The data growth is enormous and we need to develop infrastructure and tools for processing and extracting the information. This is the main areas of what we do:
- Big Data and Analytics are these days almost synonyms. We focus on many of these aspects.
- We offer the Metacenter cluster with large number of computers and storage.
- Data center optimization and modelling of power usage in virtualized datacenters.
- Autoscaling / Hadoop scaling / cloud, web. prog.
- Monitoring and visualization of infrastructure in OpenStack / cloud,
- Combine the Apache Spark and REST API for large AI systems such as Question Answering engine
Big Data hints
We have a great introduction to the Big Data. The materials come from the CVUT course Big Data Technologies introduces (BDT) course. All lectures and the accompanying materials are available on line.

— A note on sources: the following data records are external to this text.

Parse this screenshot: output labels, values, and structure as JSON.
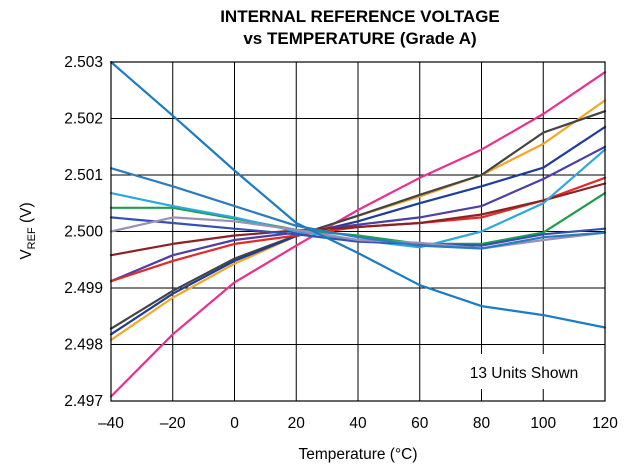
{
  "chart_data": {
    "type": "line",
    "title": "INTERNAL REFERENCE VOLTAGE",
    "subtitle": "vs TEMPERATURE (Grade A)",
    "xlabel": "Temperature (°C)",
    "ylabel_main": "V",
    "ylabel_sub": "REF",
    "ylabel_unit": " (V)",
    "annotation": "13 Units Shown",
    "xlim": [
      -40,
      120
    ],
    "ylim": [
      2.497,
      2.503
    ],
    "grid": true,
    "x_ticks": [
      -40,
      -20,
      0,
      20,
      40,
      60,
      80,
      100,
      120
    ],
    "x_tick_labels": [
      "–40",
      "–20",
      "0",
      "20",
      "40",
      "60",
      "80",
      "100",
      "120"
    ],
    "y_ticks": [
      2.497,
      2.498,
      2.499,
      2.5,
      2.501,
      2.502,
      2.503
    ],
    "y_tick_labels": [
      "2.497",
      "2.498",
      "2.499",
      "2.500",
      "2.501",
      "2.502",
      "2.503"
    ],
    "series": [
      {
        "color": "#E8308E",
        "points": [
          [
            -40,
            2.49708
          ],
          [
            -20,
            2.49818
          ],
          [
            0,
            2.4991
          ],
          [
            20,
            2.49975
          ],
          [
            40,
            2.50038
          ],
          [
            60,
            2.50095
          ],
          [
            80,
            2.50145
          ],
          [
            100,
            2.50208
          ],
          [
            120,
            2.50282
          ]
        ]
      },
      {
        "color": "#F5A623",
        "points": [
          [
            -40,
            2.49808
          ],
          [
            -20,
            2.49883
          ],
          [
            0,
            2.49943
          ],
          [
            20,
            2.49992
          ],
          [
            40,
            2.50028
          ],
          [
            60,
            2.50062
          ],
          [
            80,
            2.501
          ],
          [
            100,
            2.50155
          ],
          [
            120,
            2.50232
          ]
        ]
      },
      {
        "color": "#444444",
        "points": [
          [
            -40,
            2.49828
          ],
          [
            -20,
            2.49895
          ],
          [
            0,
            2.49952
          ],
          [
            20,
            2.49993
          ],
          [
            40,
            2.50028
          ],
          [
            60,
            2.50065
          ],
          [
            80,
            2.501
          ],
          [
            100,
            2.50175
          ],
          [
            120,
            2.50213
          ]
        ]
      },
      {
        "color": "#1E3C9A",
        "points": [
          [
            -40,
            2.49818
          ],
          [
            -20,
            2.4989
          ],
          [
            0,
            2.49948
          ],
          [
            20,
            2.49992
          ],
          [
            40,
            2.50018
          ],
          [
            60,
            2.5005
          ],
          [
            80,
            2.5008
          ],
          [
            100,
            2.50113
          ],
          [
            120,
            2.50185
          ]
        ]
      },
      {
        "color": "#4B3FA8",
        "points": [
          [
            -40,
            2.49912
          ],
          [
            -20,
            2.49958
          ],
          [
            0,
            2.49985
          ],
          [
            20,
            2.49998
          ],
          [
            40,
            2.50012
          ],
          [
            60,
            2.50025
          ],
          [
            80,
            2.50045
          ],
          [
            100,
            2.50093
          ],
          [
            120,
            2.5015
          ]
        ]
      },
      {
        "color": "#E32A2A",
        "points": [
          [
            -40,
            2.49912
          ],
          [
            -20,
            2.49948
          ],
          [
            0,
            2.49978
          ],
          [
            20,
            2.49993
          ],
          [
            40,
            2.50008
          ],
          [
            60,
            2.50015
          ],
          [
            80,
            2.50025
          ],
          [
            100,
            2.50055
          ],
          [
            120,
            2.50095
          ]
        ]
      },
      {
        "color": "#8B2323",
        "points": [
          [
            -40,
            2.49958
          ],
          [
            -20,
            2.49978
          ],
          [
            0,
            2.49993
          ],
          [
            20,
            2.50002
          ],
          [
            40,
            2.50008
          ],
          [
            60,
            2.50015
          ],
          [
            80,
            2.5003
          ],
          [
            100,
            2.50055
          ],
          [
            120,
            2.50085
          ]
        ]
      },
      {
        "color": "#1C9E4B",
        "points": [
          [
            -40,
            2.50042
          ],
          [
            -20,
            2.50042
          ],
          [
            0,
            2.50023
          ],
          [
            20,
            2.50003
          ],
          [
            40,
            2.49993
          ],
          [
            60,
            2.49978
          ],
          [
            80,
            2.49978
          ],
          [
            100,
            2.49998
          ],
          [
            120,
            2.50068
          ]
        ]
      },
      {
        "color": "#2EA8DC",
        "points": [
          [
            -40,
            2.50068
          ],
          [
            -20,
            2.50045
          ],
          [
            0,
            2.50025
          ],
          [
            20,
            2.5
          ],
          [
            40,
            2.49985
          ],
          [
            60,
            2.49972
          ],
          [
            80,
            2.5
          ],
          [
            100,
            2.5005
          ],
          [
            120,
            2.50145
          ]
        ]
      },
      {
        "color": "#3550B0",
        "points": [
          [
            -40,
            2.50025
          ],
          [
            -20,
            2.50015
          ],
          [
            0,
            2.50005
          ],
          [
            20,
            2.49995
          ],
          [
            40,
            2.49982
          ],
          [
            60,
            2.49978
          ],
          [
            80,
            2.49975
          ],
          [
            100,
            2.49995
          ],
          [
            120,
            2.50005
          ]
        ]
      },
      {
        "color": "#9A8FB5",
        "points": [
          [
            -40,
            2.5
          ],
          [
            -20,
            2.50025
          ],
          [
            0,
            2.50018
          ],
          [
            20,
            2.50003
          ],
          [
            40,
            2.49985
          ],
          [
            60,
            2.4998
          ],
          [
            80,
            2.4997
          ],
          [
            100,
            2.49985
          ],
          [
            120,
            2.49998
          ]
        ]
      },
      {
        "color": "#2B7BC0",
        "points": [
          [
            -40,
            2.50112
          ],
          [
            -20,
            2.5008
          ],
          [
            0,
            2.50045
          ],
          [
            20,
            2.5001
          ],
          [
            40,
            2.4999
          ],
          [
            60,
            2.49975
          ],
          [
            80,
            2.4997
          ],
          [
            100,
            2.4999
          ],
          [
            120,
            2.49998
          ]
        ]
      },
      {
        "color": "#1A7CC4",
        "points": [
          [
            -40,
            2.503
          ],
          [
            -20,
            2.50205
          ],
          [
            0,
            2.50108
          ],
          [
            20,
            2.50015
          ],
          [
            40,
            2.49962
          ],
          [
            60,
            2.49905
          ],
          [
            80,
            2.49868
          ],
          [
            100,
            2.49852
          ],
          [
            120,
            2.4983
          ]
        ]
      }
    ]
  }
}
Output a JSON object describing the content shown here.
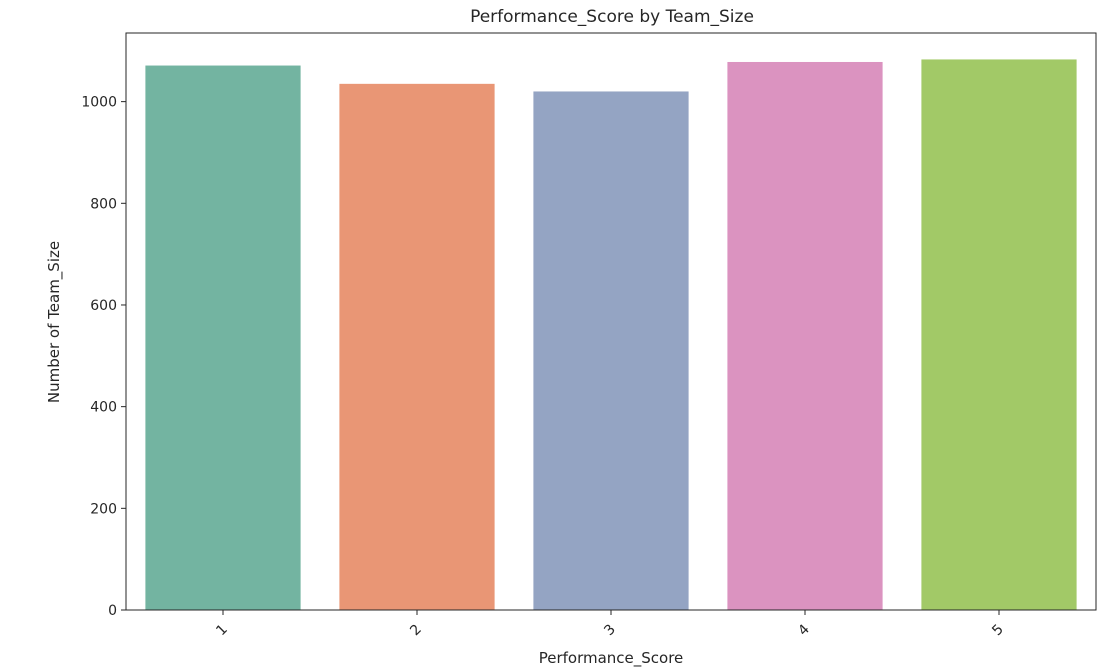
{
  "chart_data": {
    "type": "bar",
    "title": "Performance_Score by Team_Size",
    "xlabel": "Performance_Score",
    "ylabel": "Number of Team_Size",
    "categories": [
      "1",
      "2",
      "3",
      "4",
      "5"
    ],
    "values": [
      1071,
      1035,
      1020,
      1078,
      1083
    ],
    "colors": [
      "#73b4a1",
      "#e99675",
      "#94a4c3",
      "#db93c0",
      "#a2c967"
    ],
    "ylim": [
      0,
      1135
    ],
    "yticks": [
      0,
      200,
      400,
      600,
      800,
      1000
    ],
    "grid": false,
    "legend": "none",
    "xtick_rotation": -45
  }
}
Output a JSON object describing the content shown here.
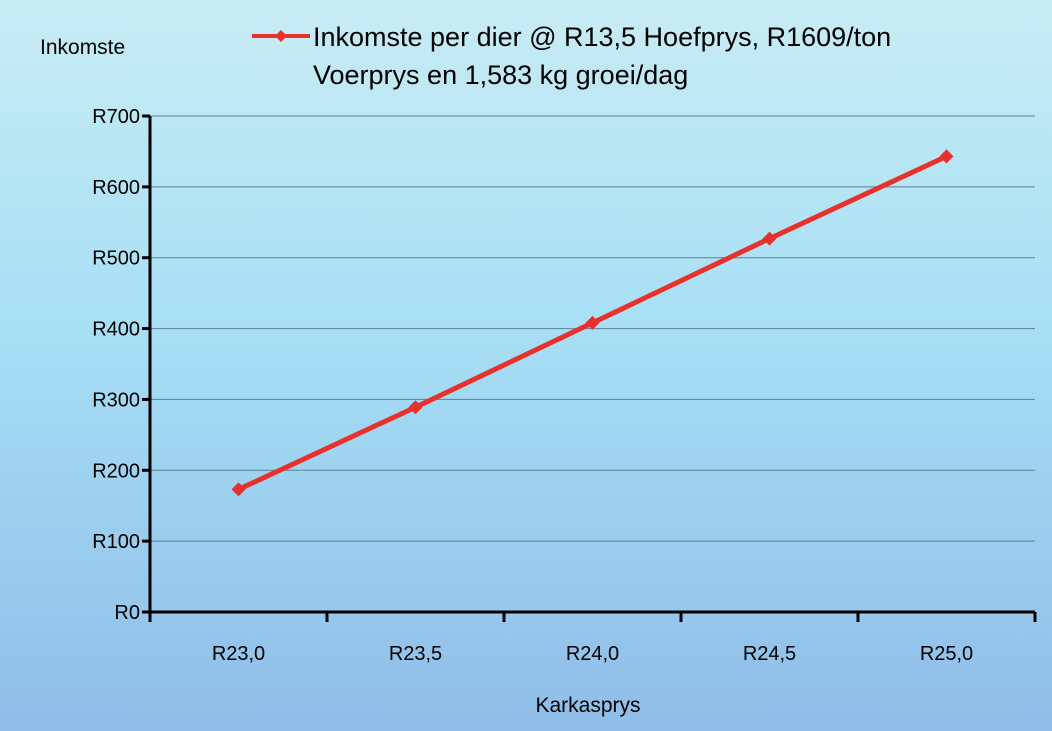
{
  "chart_data": {
    "type": "line",
    "categories": [
      "R23,0",
      "R23,5",
      "R24,0",
      "R24,5",
      "R25,0"
    ],
    "series": [
      {
        "name": "Inkomste per dier @ R13,5  Hoefprys,  R1609/ton Voerprys en 1,583 kg groei/dag",
        "name_lines": [
          "Inkomste per dier @ R13,5  Hoefprys,  R1609/ton",
          "Voerprys en 1,583 kg groei/dag"
        ],
        "values": [
          173,
          289,
          408,
          527,
          643
        ],
        "color": "#e8312c"
      }
    ],
    "ylabel": "Inkomste",
    "xlabel": "Karkasprys",
    "ylim": [
      0,
      700
    ],
    "yticks": [
      0,
      100,
      200,
      300,
      400,
      500,
      600,
      700
    ],
    "ytick_labels": [
      "R0",
      "R100",
      "R200",
      "R300",
      "R400",
      "R500",
      "R600",
      "R700"
    ],
    "grid": true,
    "legend_position": "top",
    "colors": {
      "grid": "#5d7f99",
      "axis": "#000000",
      "line": "#e8312c"
    }
  }
}
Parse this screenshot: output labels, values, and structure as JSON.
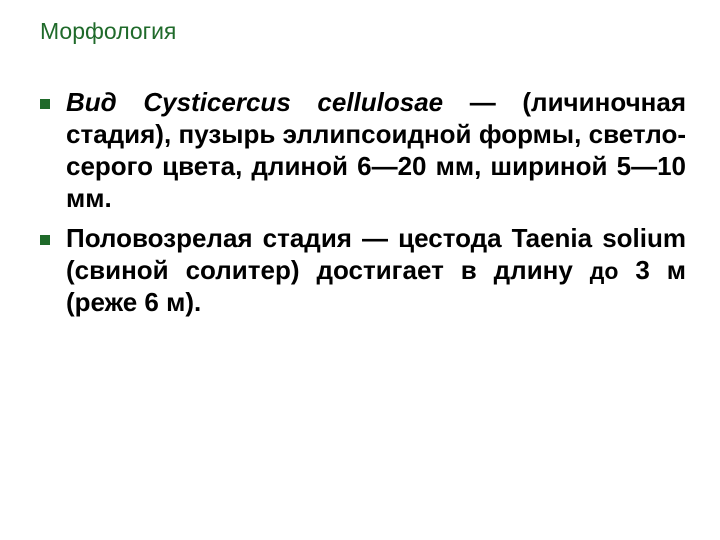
{
  "slide": {
    "title": "Морфология",
    "title_color": "#1f6a2a",
    "bullet_color": "#1f6a2a",
    "text_color": "#000000",
    "background": "#ffffff",
    "items": [
      {
        "prefix_italic": "Вид Cysticercus cellulosae ",
        "rest": "— (личиночная стадия), пузырь эллипсоидной формы, светло-серого цвета, длиной 6—20 мм, шириной 5—10 мм."
      },
      {
        "prefix_italic": "",
        "rest": "Половозрелая стадия — цестода Taenia solium (свиной солитер) достигает в длину до 3 м (реже 6 м)."
      }
    ]
  }
}
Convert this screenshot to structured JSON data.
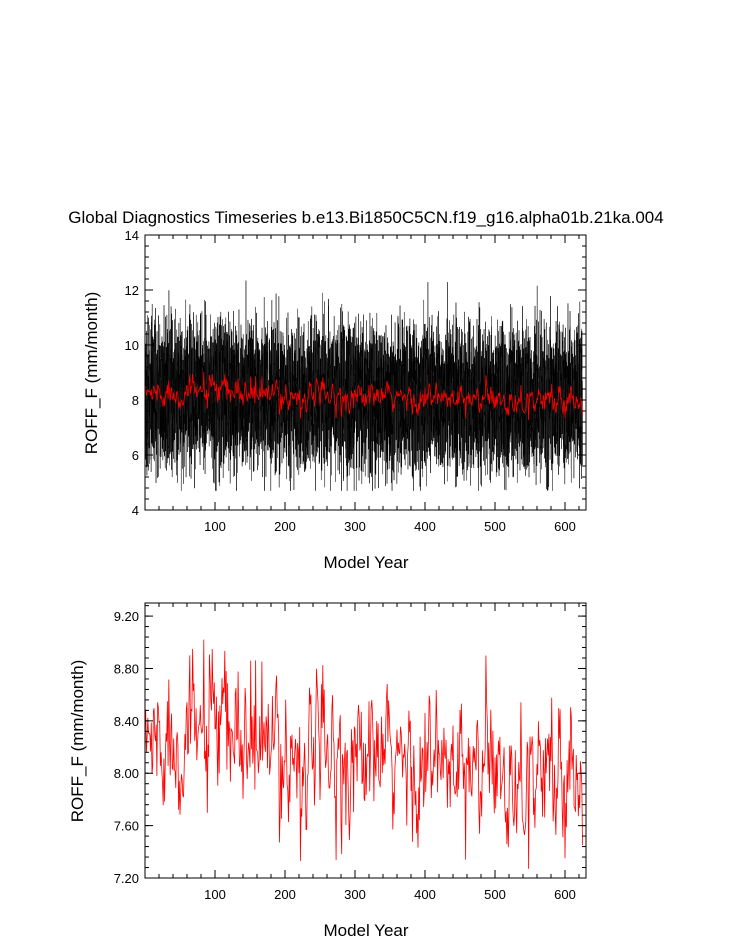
{
  "chart_data": [
    {
      "type": "line",
      "title": "Global Diagnostics Timeseries b.e13.Bi1850C5CN.f19_g16.alpha01b.21ka.004",
      "xlabel": "Model Year",
      "ylabel": "ROFF_F (mm/month)",
      "xlim": [
        0,
        630
      ],
      "ylim": [
        4,
        14
      ],
      "x_ticks": [
        100,
        200,
        300,
        400,
        500,
        600
      ],
      "x_tick_labels": [
        "100",
        "200",
        "300",
        "400",
        "500",
        "600"
      ],
      "y_ticks": [
        4,
        6,
        8,
        10,
        12,
        14
      ],
      "y_tick_labels": [
        "4",
        "6",
        "8",
        "10",
        "12",
        "14"
      ],
      "grid": false,
      "series": [
        {
          "kind": "monthly",
          "color": "#000000",
          "n_points": 7500,
          "mean_by_century": [
            [
              0,
              8.2
            ],
            [
              100,
              8.25
            ],
            [
              200,
              8.15
            ],
            [
              300,
              8.1
            ],
            [
              400,
              8.05
            ],
            [
              500,
              8.0
            ],
            [
              625,
              8.0
            ]
          ],
          "seasonal_amplitude": 1.6,
          "noise_sd": 0.8,
          "min_approx": 4.7,
          "max_approx": 12.9
        },
        {
          "kind": "annual",
          "color": "#ff0000",
          "n_points": 625,
          "mean_by_century": [
            [
              0,
              8.25
            ],
            [
              100,
              8.3
            ],
            [
              200,
              8.15
            ],
            [
              300,
              8.1
            ],
            [
              400,
              8.05
            ],
            [
              500,
              8.0
            ],
            [
              625,
              8.0
            ]
          ],
          "noise_sd": 0.25
        }
      ]
    },
    {
      "type": "line",
      "title": "",
      "xlabel": "Model Year",
      "ylabel": "ROFF_F (mm/month)",
      "xlim": [
        0,
        630
      ],
      "ylim": [
        7.2,
        9.3
      ],
      "x_ticks": [
        100,
        200,
        300,
        400,
        500,
        600
      ],
      "x_tick_labels": [
        "100",
        "200",
        "300",
        "400",
        "500",
        "600"
      ],
      "y_ticks": [
        7.2,
        7.6,
        8.0,
        8.4,
        8.8,
        9.2
      ],
      "y_tick_labels": [
        "7.20",
        "7.60",
        "8.00",
        "8.40",
        "8.80",
        "9.20"
      ],
      "grid": false,
      "series": [
        {
          "kind": "annual",
          "color": "#ff0000",
          "n_points": 625,
          "mean_by_century": [
            [
              0,
              8.25
            ],
            [
              100,
              8.3
            ],
            [
              200,
              8.15
            ],
            [
              300,
              8.1
            ],
            [
              400,
              8.05
            ],
            [
              500,
              8.0
            ],
            [
              625,
              8.0
            ]
          ],
          "noise_sd": 0.25,
          "notable_points": [
            [
              84,
              9.02
            ],
            [
              222,
              7.33
            ],
            [
              548,
              7.27
            ],
            [
              458,
              7.34
            ],
            [
              625,
              7.45
            ]
          ]
        }
      ]
    }
  ]
}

- BDT introduces the basics for creating account, locating data etc. in the Metacentrum – Large data center, we use in our research.
- BDT introduces to the Hadoop and Mapreduce, includes practical examples of the simplest algorithms, such as dictionary creation, histogram of words, inverted index for full text search, a simple HBase usage.
Our interest in analytics of Big Data includes a lot of different directions. Here is a list of the technologies we have worked on recently:
- Search results ranking – SERP ranking
- Advanced search query processing
- Learning to Rank algorithms for ordering SERP or Questions
- Categorization of text documents, product description
- Search engines based on Solr, Elastic Search etc.
- The automatic categorization and catalog generation from e-shops web pages
- PIcture categorization
- REST APIs for analytics, creation and testing on Amazon Web Services
- Creation of training databases
- Selection and utilization of the Deep Neural Network Frameworks (Caffe, Keras, Tensorflow etc.)
- Running experiments
- Spam filtering – classification for filtering mail, newsletter, phishing etc. spam.
- Focused WEB crawling – find all mentions of a XY item.